Darth Vader
Darth Vader

Reputation: 77

Sort and count number of occurrence of lines

I have a 35GB file with various strings example:

test1
test2
test1
test34!
test56
test56
test896&
test1
test4
etc
...

There are several billion lines.

I want to sort them and count occurrences, but it took 2 days and it was not done by then.

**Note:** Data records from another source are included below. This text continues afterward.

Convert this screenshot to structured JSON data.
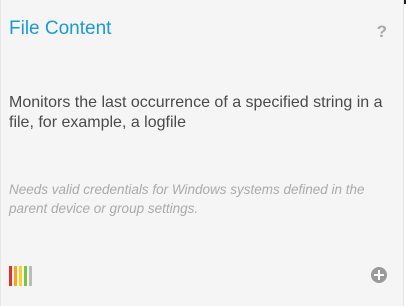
{
  "card": {
    "title": "File Content",
    "help_icon": "?",
    "description": "Monitors the last occurrence of a specified string in a file, for example, a logfile",
    "note": "Needs valid credentials for Windows systems defined in the parent device or group settings.",
    "performance_bar_colors": [
      "#e0312b",
      "#f5a623",
      "#f8d21c",
      "#7cc243",
      "#bbbbbb"
    ],
    "accent_color": "#1a9ad6"
  }
}
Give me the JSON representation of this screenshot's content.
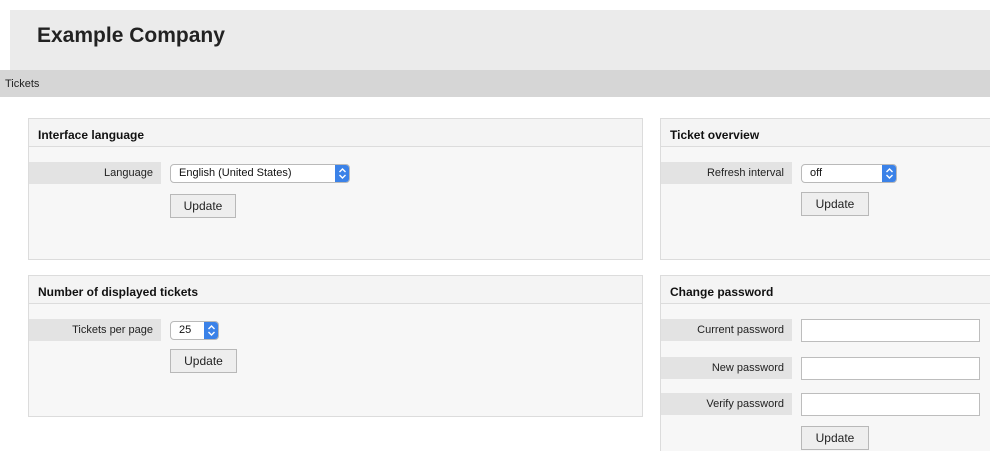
{
  "header": {
    "company_name": "Example Company"
  },
  "nav": {
    "items": [
      {
        "label": "Tickets"
      }
    ]
  },
  "interface_language": {
    "title": "Interface language",
    "language_label": "Language",
    "language_value": "English (United States)",
    "update_label": "Update"
  },
  "ticket_overview": {
    "title": "Ticket overview",
    "refresh_label": "Refresh interval",
    "refresh_value": "off",
    "update_label": "Update"
  },
  "displayed_tickets": {
    "title": "Number of displayed tickets",
    "per_page_label": "Tickets per page",
    "per_page_value": "25",
    "update_label": "Update"
  },
  "change_password": {
    "title": "Change password",
    "current_label": "Current password",
    "current_value": "",
    "new_label": "New password",
    "new_value": "",
    "verify_label": "Verify password",
    "verify_value": "",
    "update_label": "Update"
  },
  "colors": {
    "header_bg": "#ebebeb",
    "nav_bg": "#d6d6d6",
    "select_accent": "#3b82e8",
    "label_bg": "#e3e3e3"
  },
  "icons": {
    "select_arrow": "chevron-updown-icon"
  }
}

This is what I've used in bash:

cat file.txt | sort | uniq -c | sort -nr

Is there a more efficient way in doing it? Or is there a way I can see a progress, or would it just load my computer even more and would make it even slower?

Upvotes: 3

Views: 8187

Answers (1)

James Brown
James Brown

Reputation: 37404

If there are a lot of duplicates, ie. if the unique lines would fit in your available memory, you could count the lines and sort using GNU awk:

$ awk '{
    a[$0]++                                # hash the lines and count
}
END {                                      # after counting the lines
    PROCINFO["sorted_in"]="@val_num_desc"  # used for traverse order 
    for(i in a)
        print a[i],i
}' file

Output for your sample data:

3 test1
2 test56
1 test34!
1 test2
1 test4
1 etc
1 test896&
1 ...

Related documentation: https://www.gnu.org/software/gawk/manual/html_node/Controlling-Scanning.html

Update Since the memory wasn't big enough (see comments), split file on 0-2 first characters of the line. The distribution will not be even:

$ awk '{
    ch=substr($0,match($0,/^.{0,2}/),RLENGTH)  # 0-2 first chars
    if(!(ch in a))                             # if not found in hash
        a[ch]=++i                              # hash it and give a unique number
    filename=a[ch]".txt"                       # which is used as filename
    print >> filename                          # append to filename
    close(filename)                            # close so you wont run out of fds
}' file

Output with your test data:

$ ls -l ?.txt
-rw-rw-r-- 1 james james 61 May 13 14:18 1.txt
-rw-rw-r-- 1 james james  4 May 13 14:18 2.txt
-rw-rw-r-- 1 james james  4 May 13 14:18 3.txt
$ cat 3.txt
...

300 MBs and 1.5 M lines in 50 seconds. If I removed the close() it only took 5 seconds but you risk running out of file descriptors. I guess you could increase the amount.